Biochemical and structural characterization of a short-chain dehydrogenase/reductase of Thermus thermophilus HB8: a hyperthermostable aldose-1-dehydrogenase with broad substrate specificity

Thermus thermophilus HB8 is a hyperthermophilic bacterium, thriving at environmental temperature near 80 degrees C. The genomic analysis of this bacterium predicted 18 genes for proteins belonging to the short-chain dehydrogenase/reductases (SDR) superfamily, but their functions remain unknown. A SDR encoded in a gene (TTHA0369) was chosen for functional and structural characterization.
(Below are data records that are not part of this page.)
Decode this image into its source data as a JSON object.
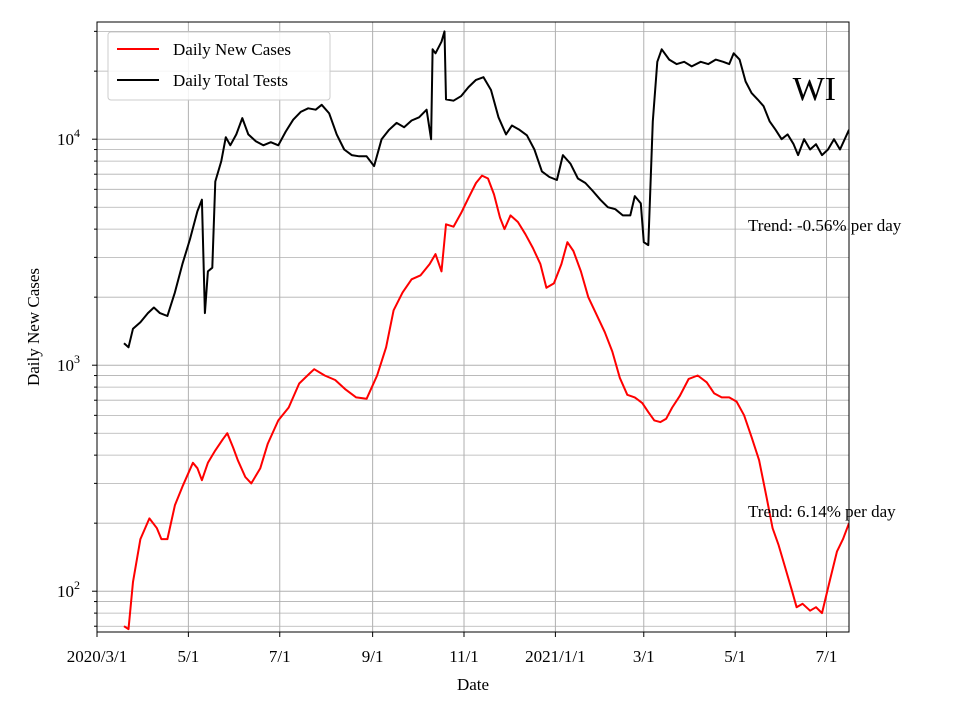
{
  "chart_data": {
    "type": "line",
    "title": "",
    "xlabel": "Date",
    "ylabel": "Daily New Cases",
    "y_scale": "log",
    "ylim": [
      66,
      33000
    ],
    "xlim": [
      "2020-03-01",
      "2021-07-16"
    ],
    "grid": true,
    "legend_position": "upper left",
    "x_ticks": [
      {
        "date": "2020-03-01",
        "label": "2020/3/1"
      },
      {
        "date": "2020-05-01",
        "label": "5/1"
      },
      {
        "date": "2020-07-01",
        "label": "7/1"
      },
      {
        "date": "2020-09-01",
        "label": "9/1"
      },
      {
        "date": "2020-11-01",
        "label": "11/1"
      },
      {
        "date": "2021-01-01",
        "label": "2021/1/1"
      },
      {
        "date": "2021-03-01",
        "label": "3/1"
      },
      {
        "date": "2021-05-01",
        "label": "5/1"
      },
      {
        "date": "2021-07-01",
        "label": "7/1"
      }
    ],
    "y_ticks": [
      {
        "value": 100,
        "base": "10",
        "exp": "2"
      },
      {
        "value": 1000,
        "base": "10",
        "exp": "3"
      },
      {
        "value": 10000,
        "base": "10",
        "exp": "4"
      }
    ],
    "series": [
      {
        "name": "Daily New Cases",
        "color": "#ff0000",
        "points": [
          [
            "2020-03-19",
            70
          ],
          [
            "2020-03-22",
            68
          ],
          [
            "2020-03-25",
            110
          ],
          [
            "2020-03-30",
            170
          ],
          [
            "2020-04-05",
            210
          ],
          [
            "2020-04-10",
            190
          ],
          [
            "2020-04-13",
            170
          ],
          [
            "2020-04-17",
            170
          ],
          [
            "2020-04-22",
            240
          ],
          [
            "2020-04-27",
            290
          ],
          [
            "2020-05-04",
            370
          ],
          [
            "2020-05-07",
            350
          ],
          [
            "2020-05-10",
            310
          ],
          [
            "2020-05-14",
            370
          ],
          [
            "2020-05-19",
            420
          ],
          [
            "2020-05-24",
            470
          ],
          [
            "2020-05-27",
            500
          ],
          [
            "2020-05-31",
            430
          ],
          [
            "2020-06-03",
            380
          ],
          [
            "2020-06-08",
            320
          ],
          [
            "2020-06-12",
            300
          ],
          [
            "2020-06-18",
            350
          ],
          [
            "2020-06-23",
            450
          ],
          [
            "2020-06-30",
            570
          ],
          [
            "2020-07-07",
            650
          ],
          [
            "2020-07-14",
            830
          ],
          [
            "2020-07-21",
            920
          ],
          [
            "2020-07-24",
            960
          ],
          [
            "2020-07-31",
            900
          ],
          [
            "2020-08-07",
            860
          ],
          [
            "2020-08-14",
            780
          ],
          [
            "2020-08-21",
            720
          ],
          [
            "2020-08-28",
            710
          ],
          [
            "2020-09-04",
            900
          ],
          [
            "2020-09-10",
            1200
          ],
          [
            "2020-09-15",
            1750
          ],
          [
            "2020-09-21",
            2100
          ],
          [
            "2020-09-27",
            2400
          ],
          [
            "2020-10-03",
            2500
          ],
          [
            "2020-10-09",
            2800
          ],
          [
            "2020-10-13",
            3100
          ],
          [
            "2020-10-17",
            2600
          ],
          [
            "2020-10-20",
            4200
          ],
          [
            "2020-10-25",
            4100
          ],
          [
            "2020-10-30",
            4700
          ],
          [
            "2020-11-04",
            5500
          ],
          [
            "2020-11-09",
            6400
          ],
          [
            "2020-11-13",
            6900
          ],
          [
            "2020-11-17",
            6700
          ],
          [
            "2020-11-21",
            5700
          ],
          [
            "2020-11-25",
            4500
          ],
          [
            "2020-11-28",
            4000
          ],
          [
            "2020-12-02",
            4600
          ],
          [
            "2020-12-07",
            4300
          ],
          [
            "2020-12-12",
            3800
          ],
          [
            "2020-12-17",
            3300
          ],
          [
            "2020-12-22",
            2800
          ],
          [
            "2020-12-26",
            2200
          ],
          [
            "2020-12-31",
            2300
          ],
          [
            "2021-01-05",
            2800
          ],
          [
            "2021-01-09",
            3500
          ],
          [
            "2021-01-13",
            3200
          ],
          [
            "2021-01-18",
            2600
          ],
          [
            "2021-01-23",
            2000
          ],
          [
            "2021-01-28",
            1700
          ],
          [
            "2021-02-03",
            1400
          ],
          [
            "2021-02-08",
            1150
          ],
          [
            "2021-02-13",
            880
          ],
          [
            "2021-02-18",
            740
          ],
          [
            "2021-02-23",
            720
          ],
          [
            "2021-02-28",
            680
          ],
          [
            "2021-03-04",
            620
          ],
          [
            "2021-03-08",
            570
          ],
          [
            "2021-03-12",
            560
          ],
          [
            "2021-03-16",
            580
          ],
          [
            "2021-03-20",
            650
          ],
          [
            "2021-03-25",
            730
          ],
          [
            "2021-03-31",
            870
          ],
          [
            "2021-04-06",
            900
          ],
          [
            "2021-04-12",
            840
          ],
          [
            "2021-04-17",
            750
          ],
          [
            "2021-04-22",
            720
          ],
          [
            "2021-04-27",
            720
          ],
          [
            "2021-05-02",
            690
          ],
          [
            "2021-05-07",
            600
          ],
          [
            "2021-05-12",
            480
          ],
          [
            "2021-05-17",
            380
          ],
          [
            "2021-05-22",
            260
          ],
          [
            "2021-05-26",
            190
          ],
          [
            "2021-05-30",
            160
          ],
          [
            "2021-06-03",
            130
          ],
          [
            "2021-06-08",
            100
          ],
          [
            "2021-06-11",
            85
          ],
          [
            "2021-06-15",
            88
          ],
          [
            "2021-06-20",
            82
          ],
          [
            "2021-06-24",
            85
          ],
          [
            "2021-06-28",
            80
          ],
          [
            "2021-07-03",
            110
          ],
          [
            "2021-07-08",
            150
          ],
          [
            "2021-07-12",
            170
          ],
          [
            "2021-07-16",
            200
          ]
        ]
      },
      {
        "name": "Daily Total Tests",
        "color": "#000000",
        "points": [
          [
            "2020-03-19",
            1250
          ],
          [
            "2020-03-22",
            1200
          ],
          [
            "2020-03-25",
            1450
          ],
          [
            "2020-03-30",
            1550
          ],
          [
            "2020-04-04",
            1700
          ],
          [
            "2020-04-08",
            1800
          ],
          [
            "2020-04-12",
            1700
          ],
          [
            "2020-04-17",
            1650
          ],
          [
            "2020-04-22",
            2100
          ],
          [
            "2020-04-27",
            2800
          ],
          [
            "2020-05-02",
            3600
          ],
          [
            "2020-05-07",
            4800
          ],
          [
            "2020-05-10",
            5400
          ],
          [
            "2020-05-12",
            1700
          ],
          [
            "2020-05-14",
            2600
          ],
          [
            "2020-05-17",
            2700
          ],
          [
            "2020-05-19",
            6500
          ],
          [
            "2020-05-23",
            8000
          ],
          [
            "2020-05-26",
            10200
          ],
          [
            "2020-05-29",
            9400
          ],
          [
            "2020-06-02",
            10500
          ],
          [
            "2020-06-06",
            12400
          ],
          [
            "2020-06-10",
            10500
          ],
          [
            "2020-06-15",
            9800
          ],
          [
            "2020-06-20",
            9400
          ],
          [
            "2020-06-25",
            9700
          ],
          [
            "2020-06-30",
            9400
          ],
          [
            "2020-07-05",
            10800
          ],
          [
            "2020-07-10",
            12200
          ],
          [
            "2020-07-15",
            13200
          ],
          [
            "2020-07-20",
            13700
          ],
          [
            "2020-07-25",
            13500
          ],
          [
            "2020-07-29",
            14200
          ],
          [
            "2020-08-03",
            13000
          ],
          [
            "2020-08-08",
            10500
          ],
          [
            "2020-08-13",
            9000
          ],
          [
            "2020-08-18",
            8500
          ],
          [
            "2020-08-23",
            8400
          ],
          [
            "2020-08-28",
            8400
          ],
          [
            "2020-09-02",
            7600
          ],
          [
            "2020-09-07",
            10000
          ],
          [
            "2020-09-12",
            11000
          ],
          [
            "2020-09-17",
            11800
          ],
          [
            "2020-09-22",
            11300
          ],
          [
            "2020-09-27",
            12100
          ],
          [
            "2020-10-02",
            12500
          ],
          [
            "2020-10-07",
            13500
          ],
          [
            "2020-10-10",
            10000
          ],
          [
            "2020-10-11",
            25000
          ],
          [
            "2020-10-13",
            24000
          ],
          [
            "2020-10-17",
            27000
          ],
          [
            "2020-10-19",
            30000
          ],
          [
            "2020-10-20",
            15000
          ],
          [
            "2020-10-25",
            14800
          ],
          [
            "2020-10-30",
            15500
          ],
          [
            "2020-11-04",
            17000
          ],
          [
            "2020-11-09",
            18300
          ],
          [
            "2020-11-14",
            18800
          ],
          [
            "2020-11-19",
            16500
          ],
          [
            "2020-11-24",
            12500
          ],
          [
            "2020-11-29",
            10500
          ],
          [
            "2020-12-03",
            11500
          ],
          [
            "2020-12-08",
            11000
          ],
          [
            "2020-12-13",
            10400
          ],
          [
            "2020-12-18",
            9000
          ],
          [
            "2020-12-23",
            7200
          ],
          [
            "2020-12-28",
            6800
          ],
          [
            "2021-01-02",
            6600
          ],
          [
            "2021-01-06",
            8500
          ],
          [
            "2021-01-11",
            7800
          ],
          [
            "2021-01-16",
            6700
          ],
          [
            "2021-01-21",
            6400
          ],
          [
            "2021-01-26",
            5900
          ],
          [
            "2021-01-31",
            5400
          ],
          [
            "2021-02-05",
            5000
          ],
          [
            "2021-02-10",
            4900
          ],
          [
            "2021-02-15",
            4600
          ],
          [
            "2021-02-20",
            4600
          ],
          [
            "2021-02-23",
            5600
          ],
          [
            "2021-02-27",
            5200
          ],
          [
            "2021-03-01",
            3500
          ],
          [
            "2021-03-04",
            3400
          ],
          [
            "2021-03-07",
            12000
          ],
          [
            "2021-03-10",
            22000
          ],
          [
            "2021-03-13",
            25000
          ],
          [
            "2021-03-18",
            22500
          ],
          [
            "2021-03-23",
            21500
          ],
          [
            "2021-03-28",
            22000
          ],
          [
            "2021-04-02",
            21000
          ],
          [
            "2021-04-08",
            22000
          ],
          [
            "2021-04-13",
            21500
          ],
          [
            "2021-04-18",
            22500
          ],
          [
            "2021-04-23",
            22000
          ],
          [
            "2021-04-27",
            21500
          ],
          [
            "2021-04-30",
            24000
          ],
          [
            "2021-05-04",
            22500
          ],
          [
            "2021-05-08",
            18000
          ],
          [
            "2021-05-12",
            16000
          ],
          [
            "2021-05-16",
            15000
          ],
          [
            "2021-05-20",
            14000
          ],
          [
            "2021-05-24",
            12000
          ],
          [
            "2021-05-28",
            11000
          ],
          [
            "2021-06-01",
            10000
          ],
          [
            "2021-06-05",
            10500
          ],
          [
            "2021-06-09",
            9500
          ],
          [
            "2021-06-12",
            8500
          ],
          [
            "2021-06-16",
            10000
          ],
          [
            "2021-06-20",
            9000
          ],
          [
            "2021-06-24",
            9500
          ],
          [
            "2021-06-28",
            8500
          ],
          [
            "2021-07-02",
            9000
          ],
          [
            "2021-07-06",
            10000
          ],
          [
            "2021-07-10",
            9000
          ],
          [
            "2021-07-16",
            11000
          ]
        ]
      }
    ],
    "annotations": [
      {
        "text": "WI"
      },
      {
        "text": "Trend: -0.56% per day"
      },
      {
        "text": "Trend: 6.14% per day"
      }
    ]
  }
}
Enzymatic assays revealed that the recombinant tetrameric protein has a catalytic activity as NAD(+)-dependent aldose 1-dehydroganse, which accepts various aldoses such as d-fucose, d-galactose, d-glucose, l-arabinose, cellobiose and lactose. The enzyme also oxidized non-sugar alicyclic alcohols, and was competitively inhibited by hexestrol, 1,10-phenanthroline, 2,3-benzofuran and indole. The enzyme was stable at pH 2-13 and up to 85 degrees C. We have determined the crystal structure of the enzyme-NAD(+) binary complex at 1.65A resolution. The structure provided evidence for the strict coenzyme specificity and broad substrate specificity of the enzyme. Additionally, it has unusual features, aromatic-aromatic interactions among Phe141 and Phe249 in the subunit interface and hydrogen networks around the C-terminal Asp-Gly-Gly sequence at positions 242-244. Stability analysis of the mutant D242N, F141A and F249A enzymes indicated that the two unique structural features contribute to the hyperthermostability of the enzyme. This study demonstrates that aldose 1-dehydrogenase is a member of the SDR superfamily, and provides a novel structural basis of thermostability.